Few Swift communities work harder at their fandom than Gaylors, an internet-based LGBT fan community dedicated to revealing secret messages about Swift’s sexuality in her social media and lyrics. Swift herself is partly responsible for this. She embeds “Easter eggs”—secret messages for her fans—in her liner notes, outfits, social media posts, and songs. Searching for these messages is a form of Taylor Swift scholarship and has become more than a hobby: as happened with Lin-Manuel Miranda’s musical Hamilton, Swift’s oeuvre has moved into the college curriculum.
But as a movement, Gaylor began as most modern obsessions do: on the internet, specifically lesbian internet forums, in 2008. Fantasy seemed to become reality when an intimate friendship sparked between Swift and supermodel Karlie Kloss. An Instagram post on Kloss’s account in March 2014 shows “Karlie ❤️ Taylor” written in the sand. Kloss reaffirmed the message in the comments. The two women were constantly in each other’s company, vacationed together, and Kloss had her own room in Swift’s New York loft. At the time, both were also publicly dating men; Kloss became involved with Jared Kushner’s brother, Joshua, marrying him in 2018. (Taylor did not attend the wedding. You decide.)

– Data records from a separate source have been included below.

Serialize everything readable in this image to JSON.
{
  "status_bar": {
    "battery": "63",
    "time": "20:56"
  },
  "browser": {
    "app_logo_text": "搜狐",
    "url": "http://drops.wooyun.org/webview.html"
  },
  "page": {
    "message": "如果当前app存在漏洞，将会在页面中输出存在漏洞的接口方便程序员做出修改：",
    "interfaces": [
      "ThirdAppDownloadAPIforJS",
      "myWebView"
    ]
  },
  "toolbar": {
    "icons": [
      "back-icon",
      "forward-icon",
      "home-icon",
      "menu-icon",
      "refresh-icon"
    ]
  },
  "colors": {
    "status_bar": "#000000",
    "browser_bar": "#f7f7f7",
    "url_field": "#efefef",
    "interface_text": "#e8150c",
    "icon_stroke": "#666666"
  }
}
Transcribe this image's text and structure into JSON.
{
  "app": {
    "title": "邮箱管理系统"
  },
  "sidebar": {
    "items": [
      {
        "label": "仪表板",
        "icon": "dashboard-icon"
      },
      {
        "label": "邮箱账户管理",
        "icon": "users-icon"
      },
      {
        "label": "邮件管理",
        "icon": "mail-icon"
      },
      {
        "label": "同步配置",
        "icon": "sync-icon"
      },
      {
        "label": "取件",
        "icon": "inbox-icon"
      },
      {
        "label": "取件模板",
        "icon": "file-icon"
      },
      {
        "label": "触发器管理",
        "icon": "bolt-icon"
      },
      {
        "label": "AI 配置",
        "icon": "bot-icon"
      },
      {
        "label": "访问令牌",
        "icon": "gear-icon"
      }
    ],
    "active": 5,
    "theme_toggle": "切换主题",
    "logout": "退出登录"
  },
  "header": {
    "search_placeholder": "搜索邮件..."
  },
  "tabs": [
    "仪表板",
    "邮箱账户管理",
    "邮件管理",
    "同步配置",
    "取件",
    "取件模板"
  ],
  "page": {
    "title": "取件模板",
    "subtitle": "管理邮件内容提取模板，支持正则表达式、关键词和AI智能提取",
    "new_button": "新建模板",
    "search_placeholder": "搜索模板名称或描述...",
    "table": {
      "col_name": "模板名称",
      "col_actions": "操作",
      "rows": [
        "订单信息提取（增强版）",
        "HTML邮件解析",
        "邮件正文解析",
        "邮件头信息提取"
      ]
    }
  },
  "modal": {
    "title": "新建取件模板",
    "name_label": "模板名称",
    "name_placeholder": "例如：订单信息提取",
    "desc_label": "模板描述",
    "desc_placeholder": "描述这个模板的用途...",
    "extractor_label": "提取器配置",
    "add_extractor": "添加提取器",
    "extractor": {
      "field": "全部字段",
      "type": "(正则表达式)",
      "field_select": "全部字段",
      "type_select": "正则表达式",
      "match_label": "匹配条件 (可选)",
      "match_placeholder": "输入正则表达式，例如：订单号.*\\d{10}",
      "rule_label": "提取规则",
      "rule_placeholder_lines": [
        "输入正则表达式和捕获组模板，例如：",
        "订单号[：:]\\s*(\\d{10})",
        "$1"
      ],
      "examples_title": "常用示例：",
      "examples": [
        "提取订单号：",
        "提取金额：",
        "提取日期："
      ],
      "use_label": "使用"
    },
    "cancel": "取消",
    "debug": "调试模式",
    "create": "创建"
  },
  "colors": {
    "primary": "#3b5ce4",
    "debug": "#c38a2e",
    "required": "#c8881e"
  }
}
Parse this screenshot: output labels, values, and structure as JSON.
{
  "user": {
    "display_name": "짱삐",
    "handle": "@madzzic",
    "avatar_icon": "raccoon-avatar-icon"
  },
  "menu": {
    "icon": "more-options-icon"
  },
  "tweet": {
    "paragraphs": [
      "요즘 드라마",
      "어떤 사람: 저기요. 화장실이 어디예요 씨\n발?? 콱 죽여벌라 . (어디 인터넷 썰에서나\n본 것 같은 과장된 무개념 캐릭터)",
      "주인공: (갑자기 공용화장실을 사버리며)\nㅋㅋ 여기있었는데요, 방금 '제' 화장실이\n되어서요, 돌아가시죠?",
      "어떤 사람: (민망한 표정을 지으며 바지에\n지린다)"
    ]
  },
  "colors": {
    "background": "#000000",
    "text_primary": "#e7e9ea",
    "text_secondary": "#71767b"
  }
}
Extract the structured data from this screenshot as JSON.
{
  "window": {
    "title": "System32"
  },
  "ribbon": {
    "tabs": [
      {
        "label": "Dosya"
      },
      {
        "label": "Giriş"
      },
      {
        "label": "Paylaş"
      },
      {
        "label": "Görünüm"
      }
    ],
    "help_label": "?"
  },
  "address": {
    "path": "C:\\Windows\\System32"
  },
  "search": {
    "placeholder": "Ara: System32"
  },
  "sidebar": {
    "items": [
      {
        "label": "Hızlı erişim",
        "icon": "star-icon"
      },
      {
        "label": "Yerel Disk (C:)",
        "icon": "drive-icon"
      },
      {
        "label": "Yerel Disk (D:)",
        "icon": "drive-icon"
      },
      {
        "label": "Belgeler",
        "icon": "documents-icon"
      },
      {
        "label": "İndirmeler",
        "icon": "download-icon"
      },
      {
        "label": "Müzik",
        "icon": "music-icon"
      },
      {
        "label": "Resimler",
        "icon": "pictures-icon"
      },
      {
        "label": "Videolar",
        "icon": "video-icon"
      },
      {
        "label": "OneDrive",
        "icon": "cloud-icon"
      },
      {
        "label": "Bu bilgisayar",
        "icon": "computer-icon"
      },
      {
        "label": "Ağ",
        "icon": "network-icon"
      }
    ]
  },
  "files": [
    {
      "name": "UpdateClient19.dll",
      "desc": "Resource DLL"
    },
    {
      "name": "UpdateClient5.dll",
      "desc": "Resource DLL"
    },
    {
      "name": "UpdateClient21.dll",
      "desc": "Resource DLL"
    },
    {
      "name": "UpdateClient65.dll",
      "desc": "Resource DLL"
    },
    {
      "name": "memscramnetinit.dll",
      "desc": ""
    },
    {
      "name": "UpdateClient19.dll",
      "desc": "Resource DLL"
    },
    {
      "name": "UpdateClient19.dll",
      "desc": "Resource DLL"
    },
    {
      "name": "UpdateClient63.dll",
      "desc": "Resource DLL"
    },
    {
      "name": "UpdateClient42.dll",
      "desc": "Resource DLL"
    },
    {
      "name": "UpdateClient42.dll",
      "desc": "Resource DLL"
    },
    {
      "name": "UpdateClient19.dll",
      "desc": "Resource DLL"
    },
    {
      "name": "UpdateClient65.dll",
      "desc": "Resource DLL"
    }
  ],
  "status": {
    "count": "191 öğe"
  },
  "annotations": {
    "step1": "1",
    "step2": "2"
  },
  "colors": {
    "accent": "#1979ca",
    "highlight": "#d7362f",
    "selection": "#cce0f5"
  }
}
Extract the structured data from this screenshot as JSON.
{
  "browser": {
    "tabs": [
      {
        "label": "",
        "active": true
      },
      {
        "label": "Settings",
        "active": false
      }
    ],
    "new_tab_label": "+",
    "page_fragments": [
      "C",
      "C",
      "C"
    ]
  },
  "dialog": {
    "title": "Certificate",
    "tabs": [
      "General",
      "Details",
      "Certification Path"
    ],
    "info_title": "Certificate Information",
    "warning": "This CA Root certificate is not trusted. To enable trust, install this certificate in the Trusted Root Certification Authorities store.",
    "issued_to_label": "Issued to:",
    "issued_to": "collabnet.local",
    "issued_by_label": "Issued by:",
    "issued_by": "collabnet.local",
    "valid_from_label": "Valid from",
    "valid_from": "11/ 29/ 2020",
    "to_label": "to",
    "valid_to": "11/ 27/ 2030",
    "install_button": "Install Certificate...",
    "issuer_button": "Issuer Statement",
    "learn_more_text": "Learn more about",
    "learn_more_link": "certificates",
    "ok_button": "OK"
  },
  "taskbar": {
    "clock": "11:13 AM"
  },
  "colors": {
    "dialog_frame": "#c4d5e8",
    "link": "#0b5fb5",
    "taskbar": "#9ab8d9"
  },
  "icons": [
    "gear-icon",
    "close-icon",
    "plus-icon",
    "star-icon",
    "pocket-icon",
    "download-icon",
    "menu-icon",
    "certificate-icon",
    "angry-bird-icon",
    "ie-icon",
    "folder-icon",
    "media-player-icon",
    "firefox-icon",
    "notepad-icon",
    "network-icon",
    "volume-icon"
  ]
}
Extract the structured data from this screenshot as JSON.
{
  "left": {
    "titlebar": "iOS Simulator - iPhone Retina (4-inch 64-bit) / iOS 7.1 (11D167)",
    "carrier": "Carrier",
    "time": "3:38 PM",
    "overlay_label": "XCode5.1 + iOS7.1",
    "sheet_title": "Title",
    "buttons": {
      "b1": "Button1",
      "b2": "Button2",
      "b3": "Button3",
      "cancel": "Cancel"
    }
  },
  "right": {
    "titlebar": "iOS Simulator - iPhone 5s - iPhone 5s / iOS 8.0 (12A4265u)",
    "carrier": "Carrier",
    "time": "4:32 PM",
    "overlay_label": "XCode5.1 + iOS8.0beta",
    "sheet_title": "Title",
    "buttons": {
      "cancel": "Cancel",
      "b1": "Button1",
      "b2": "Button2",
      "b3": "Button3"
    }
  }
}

Despite all this drama, Gaylors were more or less a world unto themselves until January 4, 2024, when New York Times Opinion editor Anna Marks mainstreamed them in a 5,000-word essay. Swift, Marks argued, is not the proud, independent woman in charge of her career and sexuality that she appears to be, but a queer woman condemned to a glass closet by a homophobic music industry. Marks revealed no new evidence about Swift’s private life (and in fact, perhaps for legal reasons, concealed the actual romance with Kelce and speculative one with Kloss). Instead, she did a Gaylor reading of Taylor Swift’s artistic output and political commitments.
The article sparked a storm of outrage. An anonymous spokesperson from the Swift camp denounced the story as “invasive, untrue, and inappropriate,” something that never would have been written about a man. (In fact, Marks wrote a similar op-ed about singer Harry Styles, who Swift briefly dated in 2022.) Lesbian country singer Chely Wright condemned the piece as “triggering,” not just because it cited her own emotional struggles in the industry, but also because “seeing a public person’s sexuality being discussed is upsetting.”
Yet regardless of Swift’s private history and the entertainment industry’s long-standing homophobia, both Marks and her critics have missed two crucial facts.
It is the queerness of fandom, not the artist, that helps us understand Swift better. By obsessively consuming information available to all and rearranging it into new stories, fans grow ever closer to a beloved who can never really be known.
At the same time, it is the paradoxical queerness of Swift’s original genre, country music, that allows the artist to create a safe space for LGBT fans.